Is the Graph of a Function Compact if the Function is Continuous?

[math8]

X, Y metric spaces. f:X-->Y and X is compact.
How do I prove that f is continuous if and only if G(f)={(x,f(x)):x in X} C X x Y is compact.

I think for the forward direction, since f is continuous and X is compact, then f(X) is compact. Hence, G(f)=X x f(X) is compact as a cross product of compact sets.

But for the backward direction, I am totally lost.

 

[math8]

compactness and continuity

X, Y metric spaces. f:X-->Y and X is compact.
How do I prove that f is continuous if and only if G(f)={(x,f(x)):x in X} C X x Y is compact.

I think for the forward direction, since f is continuous and X is compact, then f(X) is compact. Hence, G(f)=X x f(X) is compact as a cross product of compact sets.

But for the backward direction, I am totally lost.

 

[tim_lou]

compactness in metric space is equivalent to sequential compactness, namely that every infinite sequence has a subsequence that converges. Further, continuity in a metric space is equivalent to limit point continuity, namely that for any x_n -> x, f(x_n)-> x (this is true for any first countable space).

relating these two qualities should give you what you want. (also note that convergences in the product topology means each coordinate converges separately).

 

[tim_lou]

see my comments in the other thread. It's not a good idea to post in two separate forums in general.

 

[math8]

So since X is compact, we have that X is seq. compact.

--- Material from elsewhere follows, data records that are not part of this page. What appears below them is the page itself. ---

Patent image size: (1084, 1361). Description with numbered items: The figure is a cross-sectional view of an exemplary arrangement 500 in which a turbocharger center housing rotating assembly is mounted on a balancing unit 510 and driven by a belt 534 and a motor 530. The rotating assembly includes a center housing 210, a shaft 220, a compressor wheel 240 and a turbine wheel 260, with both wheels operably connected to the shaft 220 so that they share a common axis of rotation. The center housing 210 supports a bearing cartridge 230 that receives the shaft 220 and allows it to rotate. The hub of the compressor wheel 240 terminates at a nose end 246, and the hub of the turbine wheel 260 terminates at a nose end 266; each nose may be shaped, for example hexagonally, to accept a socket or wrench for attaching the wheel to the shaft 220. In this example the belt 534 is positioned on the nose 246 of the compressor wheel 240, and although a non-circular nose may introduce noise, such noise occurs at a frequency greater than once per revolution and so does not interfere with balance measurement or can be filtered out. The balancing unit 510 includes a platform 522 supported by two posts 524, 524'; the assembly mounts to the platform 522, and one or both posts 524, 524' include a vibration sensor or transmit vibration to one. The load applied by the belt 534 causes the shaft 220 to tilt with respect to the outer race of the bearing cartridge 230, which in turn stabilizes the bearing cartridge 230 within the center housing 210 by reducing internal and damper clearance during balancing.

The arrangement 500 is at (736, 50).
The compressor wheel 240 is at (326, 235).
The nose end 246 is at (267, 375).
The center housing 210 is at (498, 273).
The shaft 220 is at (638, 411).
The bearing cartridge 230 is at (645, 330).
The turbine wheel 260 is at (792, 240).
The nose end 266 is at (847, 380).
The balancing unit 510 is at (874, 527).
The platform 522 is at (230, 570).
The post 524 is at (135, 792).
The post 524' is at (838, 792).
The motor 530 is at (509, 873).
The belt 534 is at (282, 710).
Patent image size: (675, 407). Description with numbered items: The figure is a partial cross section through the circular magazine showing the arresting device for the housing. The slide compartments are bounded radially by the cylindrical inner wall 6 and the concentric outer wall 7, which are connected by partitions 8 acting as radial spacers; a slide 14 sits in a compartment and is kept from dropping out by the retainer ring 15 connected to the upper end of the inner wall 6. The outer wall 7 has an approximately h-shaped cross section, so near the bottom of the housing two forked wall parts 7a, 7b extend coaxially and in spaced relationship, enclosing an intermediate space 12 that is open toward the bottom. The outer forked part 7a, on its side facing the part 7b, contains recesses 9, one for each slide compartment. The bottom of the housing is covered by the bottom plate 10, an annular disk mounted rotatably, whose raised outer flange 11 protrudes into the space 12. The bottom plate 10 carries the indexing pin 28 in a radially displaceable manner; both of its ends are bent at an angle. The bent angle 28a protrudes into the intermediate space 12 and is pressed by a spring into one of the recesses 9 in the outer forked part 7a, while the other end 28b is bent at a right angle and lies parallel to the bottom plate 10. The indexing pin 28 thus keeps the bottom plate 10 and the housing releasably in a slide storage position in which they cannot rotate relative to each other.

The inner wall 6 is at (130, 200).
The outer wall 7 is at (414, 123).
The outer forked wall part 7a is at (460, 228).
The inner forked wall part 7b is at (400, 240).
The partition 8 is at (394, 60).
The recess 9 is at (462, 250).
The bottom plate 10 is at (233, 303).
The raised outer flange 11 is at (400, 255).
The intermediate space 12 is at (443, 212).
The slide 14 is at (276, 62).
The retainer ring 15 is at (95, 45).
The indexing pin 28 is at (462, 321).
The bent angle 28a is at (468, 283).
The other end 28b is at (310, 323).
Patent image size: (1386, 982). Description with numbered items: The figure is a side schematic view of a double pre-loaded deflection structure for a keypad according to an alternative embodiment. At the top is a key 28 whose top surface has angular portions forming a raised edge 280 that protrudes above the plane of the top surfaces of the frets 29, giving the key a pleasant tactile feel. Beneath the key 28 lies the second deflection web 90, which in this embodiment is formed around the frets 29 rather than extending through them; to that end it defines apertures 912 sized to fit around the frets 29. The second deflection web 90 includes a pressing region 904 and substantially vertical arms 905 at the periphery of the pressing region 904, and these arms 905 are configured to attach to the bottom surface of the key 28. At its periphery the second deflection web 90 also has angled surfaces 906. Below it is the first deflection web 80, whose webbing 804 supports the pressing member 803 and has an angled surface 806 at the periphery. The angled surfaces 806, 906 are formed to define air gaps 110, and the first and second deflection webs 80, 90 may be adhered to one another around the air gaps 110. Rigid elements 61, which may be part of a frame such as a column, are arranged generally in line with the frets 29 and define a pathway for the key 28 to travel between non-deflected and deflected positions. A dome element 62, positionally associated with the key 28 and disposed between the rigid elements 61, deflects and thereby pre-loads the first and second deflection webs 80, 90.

So every seq in X has a subseq. which converges in X.
Now we let (xn) be a sequence in X. Hence (xn, f(xn)) is a seq. in G(f). Let xn converges to x. so any subsequence (xnk) of (xn) converges to x.
Now, since G(f) is sequentially compact, there is a subsequence (xnk, f(xnk)) which converges to (x, y) in G(f). So since (x, y) is in G(f), y=f(x). So (xnk, f(xnk)) --> (x, f(x)).
So f(xnk) --> f(x).
Now we show f(xn)-->f(x). That's where I am not sure how to argue this, should I say by way of a contradiction, assuming that f(xn) does not converge to f(x), then there exists an epsilon positive such that d(f(xn),f(x)) greater than epsilon for infinitely many n.
But since f(xnk) --> f(x), there exists an N s.t. for all k>N, d(f(xnk),f(x))<epsilon. (i.e. d(f(xnk),f(x))<epsilon for all but finitely many k) But this is a specific subsequence, so it does not work for all subsequences :((. Would that give me the contradiction I need? What am I missing?

 

[math8]

I know, it was mistake, I realized that I posted the other one in the algebra section, that's why I decided to repost this one in the analysis section.

 

[HallsofIvy]

I've merged the other thread into this one.

 

[tim_lou]

You pretty much have most of it down. However, you didn't exploit the property of a graph enough to complete the proof. Namely that for every x, there can only be one point, (x,f(x)).

Now, fix another subsequence (x_nj, f(x_nj)) that doesn't converge (edit: it should be epsilon away from) to (x, f(x)). If it is infinite, then it's got to have a subsequence that converges to something else. However, this convergence violates the fact I mentioned above.

 

[mathwonk]

well basically, that isn the graph of f, and the graph of f is bijectively equivalent to th domain of f. so presumab;y, the map X-->XxY taking x to (x,f(x)) is continuousn iff f is, and it takes X then homeomorphically to the graph of f, which should imply graph f is compact also.

so the harder part is to show if graphf is compact then that map is continuous.

lets see, i guess the map f is essentially the same as the projection from garaphf onto the target space Y, so if graph f is compact then that projection takes, hmmm,i don't see it immediately,...

 

[mathwonk]

oh i se it. it boils down to showing the map taking x to (x,f(x)) is continuous, i.e. the pullback of ma clsoed set is clsoed. but a closed set in a compact set (the graph) is compact, so its projection down to X, which is also its pullback, is also compact, hence closed. so we are done.